Condition 2 – The structuring of data in formats that are understandable by machines - As the listing and diagram above clearly show much of the work the W3C has done is related to resolving this issue, however the simple fact is that is has largely been ignored by developers and commercial enterprises, and not without cause:

  1. Many of the formats developed by the W3C are inconvenient to work with and implementing them is time consuming.
  2. The commercial enterprises, web developers and the countless individuals involved in the day-to-day work of building and expanding the web, tend to resist formats dictated from above. The Web, by the very nature of the structure of the Internet as a net of connected yet independent computers, is an anarchic medium.
  3. Despite all the time that has passed the W3C still has a great deal of work to do before the semantic web formats it advocates are structured and defined enough to be ready for wide scale commercial use.

Resolution – Nature and business both abhor a vacuum. While the W3C sit and deliberate, enterprise has de-facto provided the means for resolving the 2nd condition required for the Semantic Web via the APIs published by a rapidly growing number of web services. An API, by it’s very defintion, is a method for one web-service/computer to speak to another using predefined structured calls.

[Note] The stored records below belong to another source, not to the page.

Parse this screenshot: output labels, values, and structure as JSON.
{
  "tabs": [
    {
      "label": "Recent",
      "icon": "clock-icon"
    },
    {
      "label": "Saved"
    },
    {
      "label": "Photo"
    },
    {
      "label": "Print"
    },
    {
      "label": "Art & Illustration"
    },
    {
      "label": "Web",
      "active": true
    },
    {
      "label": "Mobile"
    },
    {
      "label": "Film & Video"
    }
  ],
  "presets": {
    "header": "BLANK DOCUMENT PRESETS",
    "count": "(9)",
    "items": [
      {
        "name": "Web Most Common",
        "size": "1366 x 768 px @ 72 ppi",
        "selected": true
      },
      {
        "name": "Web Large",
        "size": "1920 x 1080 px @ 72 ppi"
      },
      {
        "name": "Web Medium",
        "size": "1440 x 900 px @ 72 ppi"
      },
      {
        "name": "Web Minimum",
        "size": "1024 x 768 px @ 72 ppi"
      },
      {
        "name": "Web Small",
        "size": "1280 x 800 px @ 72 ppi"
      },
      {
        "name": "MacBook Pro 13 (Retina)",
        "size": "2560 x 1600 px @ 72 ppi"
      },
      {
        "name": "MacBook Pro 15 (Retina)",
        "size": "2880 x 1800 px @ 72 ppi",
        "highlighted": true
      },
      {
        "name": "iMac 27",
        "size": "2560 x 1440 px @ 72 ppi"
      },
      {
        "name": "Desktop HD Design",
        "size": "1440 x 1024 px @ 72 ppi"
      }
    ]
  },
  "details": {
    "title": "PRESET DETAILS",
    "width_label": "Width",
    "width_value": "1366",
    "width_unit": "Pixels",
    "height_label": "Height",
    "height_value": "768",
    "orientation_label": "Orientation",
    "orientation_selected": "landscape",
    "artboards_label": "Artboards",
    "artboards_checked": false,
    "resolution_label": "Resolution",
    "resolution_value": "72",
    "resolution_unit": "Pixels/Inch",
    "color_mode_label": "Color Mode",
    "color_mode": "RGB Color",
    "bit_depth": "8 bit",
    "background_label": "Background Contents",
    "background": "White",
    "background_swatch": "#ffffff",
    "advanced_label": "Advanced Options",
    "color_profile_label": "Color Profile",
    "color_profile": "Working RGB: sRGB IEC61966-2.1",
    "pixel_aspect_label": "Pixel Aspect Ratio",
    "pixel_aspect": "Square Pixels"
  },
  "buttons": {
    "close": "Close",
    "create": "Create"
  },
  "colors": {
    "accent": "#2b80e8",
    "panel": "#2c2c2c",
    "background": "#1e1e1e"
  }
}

The logic driving this mushrooming of “data-givaways” is threefold:

  1. APIs serve as splendid echo systems presenting an opportunity for an industry runner up to harrass the leader of the pack.
  2. APIs allow web services that sell products to automate and thus greatly enhance their affiliate business.
  3. There is a growing demand from developers for APIs and a demand is always met. Eventually…
  4. Paid APIs present an opportunity for additional direct revenue.

What’s coming next?

By now (January 2009) product and download based web-services like Amazon and Itunes have made it clearly obvious that there is money to be made on the semantic web, and even though less product oriented services are still struggling to monetize the data they’ve aggregated, few would argue this value is worthless. It remains to be seen how user trends coupled with the laws of economics continue to shape the evolution of the web into the Semantic Web it was originally meant to be.